Hubo fiesta en el real de los españoles. Fue en Coyoacán, donde hubo carne de puerco y abundante vino, gracias a las bodegas de un navío recién llegado a Veracruz. No hubo asientos ni mesas para todos, lo que causó desconcierto y disgusto, al decir de Bernal Díaz del Castillo. Él es quien proporciona el mejor relato de aquel festejo. La bebida en exceso y una planta que llama de noé hicieron lo suyo y provocaron desmanes y desatinos. Había quien caminaba sobre las mesas y quien se caía de borracho. Se echaban bravatas y se violaban indias. “Más valiera que no se hubiera hecho aquel banquete, por muchas cosas no muy buenas que en él acaecieron.”

Una vez alzadas las mesas, las damas salieron a danzar. Eran las mujeres de la Conquista. Bernal Díaz del Castillo menciona a las que participaron de aquel festejo: María de Estrada (a quien llama “la vieja”), Francisca de Ordaz, la Bermuda, otra a quien llama la Bermud (una “señora hermosa”), Humana Gómez, Isabel Rodríguez (“otra vieja”), Mari Hernández (“otra mujer algo anciana”) y a una que no la sacaron a bailar por ser viuda (de Portillo, capitán de uno de los bergantines). “Hembras rijosas y bravías”, como las llama Artemio de Valle Arizpe.

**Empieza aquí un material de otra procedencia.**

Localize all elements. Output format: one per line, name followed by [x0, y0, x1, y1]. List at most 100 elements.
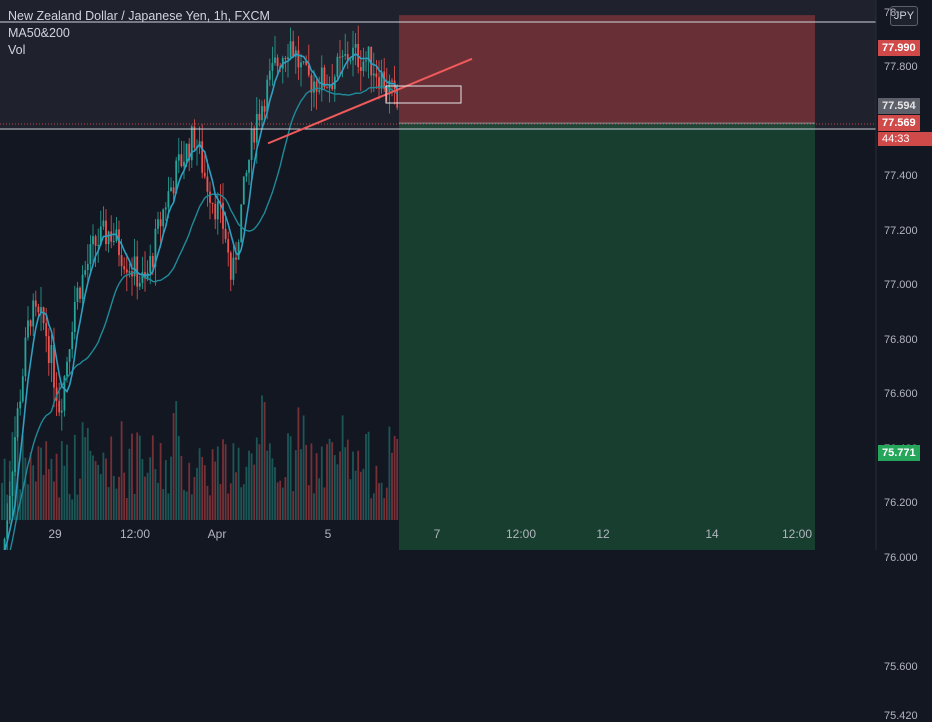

María de Estrada, tan elogiada por su valentía, que peleaba al tú por tú como cualquier hombre, casó con Pero Sánchez Farfán. Se les dio la encomienda de Tetela del Volcán y ahí se avecindaron, muy cerca de Hueyapan, donde, al grito de “¡Santiago!”, la mujer mostró su bravura y lideró a un grupo de españoles para ganar la batalla.

Fortuna se amancebó con Martín López. No quiso saber de matrimonio para ser libre e irse cuando le diera la gana. Fue un amor de los buenos, que se truncó por los afanes de vida de la bella. Un día partió, no sin lágrimas de por medio. Si lo hizo en pos de Meshicayotl o de alguna otra aventura de pasiones o de espadas, sólo su corazón y su alma lo supieron.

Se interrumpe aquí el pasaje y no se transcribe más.